Some good forests in the Aravali hills around Delhi could soon be opened to real estate sector and others for development. The Haryana government has decided to demarcate these forests, falling within the state boundaries, as non-forest lands on its records. Consequently the forest clearance regulations which currently prevent the lands from being diverted for any other activity would not apply on these lands, making it easier for real estate and other industries to chop the forests to use the lands.
The decision of the state government to do so was conveyed in April 13 by the principle secretary of the state forest department to lower officers.
At the moment under prevailing Supreme Court orders, lands with healthy forests growing are governed by strict regulations of the Forest Conservation Act, 1980, regardless of the official status of the land on government records. Under this law, prior clearance from the central or state government is required for using forest patches for non-forestry purposes.
But the Haryana government is now re-demarcating the lands in the Aravalis to distinguish forest areas from non-forest ones.

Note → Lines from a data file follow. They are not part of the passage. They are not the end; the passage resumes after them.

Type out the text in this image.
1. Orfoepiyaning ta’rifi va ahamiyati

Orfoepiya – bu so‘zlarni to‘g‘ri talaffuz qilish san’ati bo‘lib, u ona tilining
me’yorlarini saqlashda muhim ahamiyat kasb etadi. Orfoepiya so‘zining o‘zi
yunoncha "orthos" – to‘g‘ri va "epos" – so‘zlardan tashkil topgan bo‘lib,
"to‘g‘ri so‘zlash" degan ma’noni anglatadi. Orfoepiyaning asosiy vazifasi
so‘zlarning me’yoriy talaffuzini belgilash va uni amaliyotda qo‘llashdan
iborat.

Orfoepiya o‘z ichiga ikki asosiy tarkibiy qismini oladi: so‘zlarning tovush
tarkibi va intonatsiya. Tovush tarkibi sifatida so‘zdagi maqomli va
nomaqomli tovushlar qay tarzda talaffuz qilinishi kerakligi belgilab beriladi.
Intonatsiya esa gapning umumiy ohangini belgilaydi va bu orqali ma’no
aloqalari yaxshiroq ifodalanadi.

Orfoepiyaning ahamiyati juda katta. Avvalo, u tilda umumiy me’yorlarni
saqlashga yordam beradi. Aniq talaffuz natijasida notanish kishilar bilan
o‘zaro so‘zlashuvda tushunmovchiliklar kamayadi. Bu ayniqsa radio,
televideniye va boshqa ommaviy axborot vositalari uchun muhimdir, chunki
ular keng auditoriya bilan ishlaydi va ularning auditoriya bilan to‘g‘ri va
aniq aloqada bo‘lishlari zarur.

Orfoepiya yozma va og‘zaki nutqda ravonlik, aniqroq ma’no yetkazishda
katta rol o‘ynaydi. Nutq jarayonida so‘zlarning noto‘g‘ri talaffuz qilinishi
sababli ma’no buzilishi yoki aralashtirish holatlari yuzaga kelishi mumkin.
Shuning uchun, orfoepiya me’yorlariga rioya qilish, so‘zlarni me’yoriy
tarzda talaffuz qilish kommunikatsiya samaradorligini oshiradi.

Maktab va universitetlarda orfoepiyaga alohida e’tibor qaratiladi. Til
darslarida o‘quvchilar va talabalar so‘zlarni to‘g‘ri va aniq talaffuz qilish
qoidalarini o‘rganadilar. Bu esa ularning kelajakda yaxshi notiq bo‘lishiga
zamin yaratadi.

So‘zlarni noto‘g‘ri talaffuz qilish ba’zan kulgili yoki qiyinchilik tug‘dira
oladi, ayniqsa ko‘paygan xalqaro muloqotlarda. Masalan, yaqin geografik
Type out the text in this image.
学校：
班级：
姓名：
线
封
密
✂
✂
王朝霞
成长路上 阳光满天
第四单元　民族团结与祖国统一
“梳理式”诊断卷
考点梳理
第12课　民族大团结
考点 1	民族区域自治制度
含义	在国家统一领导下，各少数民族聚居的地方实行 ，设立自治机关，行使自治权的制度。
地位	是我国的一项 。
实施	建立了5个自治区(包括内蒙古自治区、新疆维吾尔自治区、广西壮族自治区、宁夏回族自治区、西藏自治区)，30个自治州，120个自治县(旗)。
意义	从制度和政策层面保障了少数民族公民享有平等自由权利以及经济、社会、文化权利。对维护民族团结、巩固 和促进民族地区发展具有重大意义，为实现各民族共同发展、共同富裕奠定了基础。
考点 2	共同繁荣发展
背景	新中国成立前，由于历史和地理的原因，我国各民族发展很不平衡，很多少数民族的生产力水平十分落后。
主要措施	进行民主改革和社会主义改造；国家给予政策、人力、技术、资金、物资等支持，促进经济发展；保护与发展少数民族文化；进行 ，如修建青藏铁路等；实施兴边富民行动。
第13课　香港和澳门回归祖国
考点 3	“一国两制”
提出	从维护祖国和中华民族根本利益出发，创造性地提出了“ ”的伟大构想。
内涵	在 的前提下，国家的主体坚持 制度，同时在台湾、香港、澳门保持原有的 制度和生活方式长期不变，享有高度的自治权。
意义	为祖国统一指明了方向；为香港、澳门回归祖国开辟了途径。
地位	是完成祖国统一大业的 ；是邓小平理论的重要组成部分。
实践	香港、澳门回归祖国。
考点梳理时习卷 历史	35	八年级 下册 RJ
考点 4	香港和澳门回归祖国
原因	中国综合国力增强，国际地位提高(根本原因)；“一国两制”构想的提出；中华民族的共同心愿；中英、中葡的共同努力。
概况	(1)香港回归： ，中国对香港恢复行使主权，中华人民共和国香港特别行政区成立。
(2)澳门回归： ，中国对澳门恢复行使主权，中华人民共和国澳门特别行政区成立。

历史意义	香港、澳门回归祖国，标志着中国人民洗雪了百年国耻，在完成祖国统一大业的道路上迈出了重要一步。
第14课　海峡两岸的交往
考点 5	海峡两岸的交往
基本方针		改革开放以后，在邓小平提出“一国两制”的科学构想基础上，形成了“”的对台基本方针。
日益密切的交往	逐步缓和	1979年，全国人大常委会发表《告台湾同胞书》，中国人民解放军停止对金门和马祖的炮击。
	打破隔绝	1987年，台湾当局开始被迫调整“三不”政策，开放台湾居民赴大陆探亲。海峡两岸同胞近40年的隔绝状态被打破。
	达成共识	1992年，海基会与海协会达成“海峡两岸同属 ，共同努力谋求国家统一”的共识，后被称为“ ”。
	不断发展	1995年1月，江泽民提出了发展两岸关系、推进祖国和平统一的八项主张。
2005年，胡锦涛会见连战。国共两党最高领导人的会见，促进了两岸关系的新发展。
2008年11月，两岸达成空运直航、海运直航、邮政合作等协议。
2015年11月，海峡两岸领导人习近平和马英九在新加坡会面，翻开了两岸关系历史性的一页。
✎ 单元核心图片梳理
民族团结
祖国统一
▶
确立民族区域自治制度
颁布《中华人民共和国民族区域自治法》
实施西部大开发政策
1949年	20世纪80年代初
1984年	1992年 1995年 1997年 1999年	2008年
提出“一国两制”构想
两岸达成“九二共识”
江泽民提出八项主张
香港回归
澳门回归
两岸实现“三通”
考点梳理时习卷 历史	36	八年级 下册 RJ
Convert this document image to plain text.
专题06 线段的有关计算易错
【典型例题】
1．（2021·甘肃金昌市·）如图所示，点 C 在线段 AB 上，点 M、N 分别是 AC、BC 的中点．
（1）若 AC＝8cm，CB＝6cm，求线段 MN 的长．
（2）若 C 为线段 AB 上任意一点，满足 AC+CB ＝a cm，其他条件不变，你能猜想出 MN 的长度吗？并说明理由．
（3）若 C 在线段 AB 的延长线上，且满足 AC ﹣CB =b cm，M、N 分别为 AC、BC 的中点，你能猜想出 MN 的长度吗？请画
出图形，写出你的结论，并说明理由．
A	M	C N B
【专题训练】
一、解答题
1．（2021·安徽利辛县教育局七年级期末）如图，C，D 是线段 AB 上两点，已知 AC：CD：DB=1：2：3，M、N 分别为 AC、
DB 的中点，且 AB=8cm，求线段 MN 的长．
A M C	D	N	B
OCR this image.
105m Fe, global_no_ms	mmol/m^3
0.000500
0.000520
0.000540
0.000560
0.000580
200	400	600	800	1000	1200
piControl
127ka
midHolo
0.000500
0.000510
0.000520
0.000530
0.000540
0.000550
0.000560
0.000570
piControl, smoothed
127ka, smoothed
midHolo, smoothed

It had earlier decided that until the Supreme Court took a final view on the matter, status quo would be maintained — good forests growing on revenue lands would also be recorded as forestlands, where the Act applies, keeping real estate and other developmental activities out of bounds for the green patches. But taking a U-turn, the government has now decided to classify these patches as non-forest lands in its records, unless the central government advises the Supreme Court otherwise at a later date. Large chunks of forests in the Haryana Aravalis were never put on government records as forestlands and could now formally be recognised as devoid of protection of the green laws.